ZEIT 03/2003
http://www.zeit.de/2003/03/B-Sexualaufkl_8arung
„Schmutzige Gedanken“
Viele Jugendliche aus Migrantenfamilien sind mit dem liberalen Aufklärungsunterricht an deutschen Schulen überfordert. Sexualpädagogen setzen auf einen neuen interkulturellen Ansatz
Von Beate Herkendell
Dienstag, siebte Stunde: Aufklärungsunterricht an der Diesterweg-Oberschule in Berlin-Wedding. Vor dem 17-jährigen Ebu* liegt auf dem Pult ein Holzpenis, daneben steht ein Karton mit Kondomen. Ein Overheadprojektor hat die Aufgabe in großen Lettern an die Wand geworfen: „Aufsetzen eines Kondoms auf die Eichel“. Doch Ebus Blick klebt an der Tischplatte. „Ich will meine Gedanken nicht beschmutzen lassen“, sagt er und reibt sich mit den Händen über das Gesicht. „Nur wegen der Noten muss ich mitarbeiten.

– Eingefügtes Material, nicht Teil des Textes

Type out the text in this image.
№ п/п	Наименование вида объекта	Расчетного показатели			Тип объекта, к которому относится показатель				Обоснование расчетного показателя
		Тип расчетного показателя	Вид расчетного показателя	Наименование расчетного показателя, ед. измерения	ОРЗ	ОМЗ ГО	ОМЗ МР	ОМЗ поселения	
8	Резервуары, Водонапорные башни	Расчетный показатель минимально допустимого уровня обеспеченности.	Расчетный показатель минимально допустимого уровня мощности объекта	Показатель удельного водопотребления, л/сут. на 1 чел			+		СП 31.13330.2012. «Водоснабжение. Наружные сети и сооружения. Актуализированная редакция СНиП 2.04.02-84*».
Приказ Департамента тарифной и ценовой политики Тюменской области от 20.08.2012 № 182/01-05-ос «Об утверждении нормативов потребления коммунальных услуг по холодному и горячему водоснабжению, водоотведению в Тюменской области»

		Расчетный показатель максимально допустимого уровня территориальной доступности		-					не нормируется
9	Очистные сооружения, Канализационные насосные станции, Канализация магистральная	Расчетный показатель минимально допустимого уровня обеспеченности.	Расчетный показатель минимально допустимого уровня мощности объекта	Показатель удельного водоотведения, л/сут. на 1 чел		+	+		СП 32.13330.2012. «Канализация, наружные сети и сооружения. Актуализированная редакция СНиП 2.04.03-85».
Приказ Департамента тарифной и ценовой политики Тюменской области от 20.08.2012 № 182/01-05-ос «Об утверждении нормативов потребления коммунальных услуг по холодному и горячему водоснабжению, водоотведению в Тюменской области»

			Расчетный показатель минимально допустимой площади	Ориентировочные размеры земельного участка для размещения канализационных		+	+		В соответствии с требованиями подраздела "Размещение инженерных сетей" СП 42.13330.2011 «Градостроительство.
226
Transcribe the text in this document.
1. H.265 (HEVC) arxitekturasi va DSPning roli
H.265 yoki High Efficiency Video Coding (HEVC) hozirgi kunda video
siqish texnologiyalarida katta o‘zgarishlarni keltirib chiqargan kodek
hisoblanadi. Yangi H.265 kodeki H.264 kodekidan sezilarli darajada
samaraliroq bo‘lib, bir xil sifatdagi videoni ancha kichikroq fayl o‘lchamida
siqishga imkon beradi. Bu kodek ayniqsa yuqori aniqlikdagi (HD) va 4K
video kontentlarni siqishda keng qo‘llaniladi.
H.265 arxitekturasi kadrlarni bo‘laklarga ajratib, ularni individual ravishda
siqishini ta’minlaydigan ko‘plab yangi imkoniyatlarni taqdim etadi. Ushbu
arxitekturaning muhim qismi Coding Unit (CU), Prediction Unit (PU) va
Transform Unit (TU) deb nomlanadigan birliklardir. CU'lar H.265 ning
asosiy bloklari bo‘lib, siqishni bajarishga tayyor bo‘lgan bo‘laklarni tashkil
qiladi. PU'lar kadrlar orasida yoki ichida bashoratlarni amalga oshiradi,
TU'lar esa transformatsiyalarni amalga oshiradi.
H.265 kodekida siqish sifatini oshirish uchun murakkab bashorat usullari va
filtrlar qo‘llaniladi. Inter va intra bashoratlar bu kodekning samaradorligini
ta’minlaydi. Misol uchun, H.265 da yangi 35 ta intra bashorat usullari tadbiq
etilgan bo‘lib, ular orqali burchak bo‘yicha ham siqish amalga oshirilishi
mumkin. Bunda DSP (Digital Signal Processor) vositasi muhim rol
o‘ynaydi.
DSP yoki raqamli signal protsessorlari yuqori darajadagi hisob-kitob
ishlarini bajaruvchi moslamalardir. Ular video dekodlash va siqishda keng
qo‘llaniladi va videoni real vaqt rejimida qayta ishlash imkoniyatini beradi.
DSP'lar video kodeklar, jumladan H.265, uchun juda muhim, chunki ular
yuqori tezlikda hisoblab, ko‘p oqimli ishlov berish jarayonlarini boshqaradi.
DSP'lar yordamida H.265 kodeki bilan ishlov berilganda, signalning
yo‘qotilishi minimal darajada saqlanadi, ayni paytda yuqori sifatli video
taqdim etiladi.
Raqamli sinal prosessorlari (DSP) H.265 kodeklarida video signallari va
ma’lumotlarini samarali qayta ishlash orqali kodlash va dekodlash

Sonst geht mich das hier nichts an.“
Viele Jugendliche aus Migranten- und Aussiedlerfamilien kennen Ebus Problem. Während zu Hause aus Glaubensgründen, Scham oder Unwissenheit Sex kein Thema ist, fühlen sie sich von der Offenheit in der Schule bedrängt und überfordert. Ihre deutschen Lehrer, stolz, in einer sexuell befreiten Gesellschaft zu leben, wollen, dass auch die Schüler in den Genuss der Errungenschaften der sexuellen Revolution kommen. Ihre Eltern dagegen, voller Angst, ihre Kinder an genau diese von ihnen als verdorben empfundene Kultur zu verlieren, setzen strenge Regeln oder Tabus dagegen.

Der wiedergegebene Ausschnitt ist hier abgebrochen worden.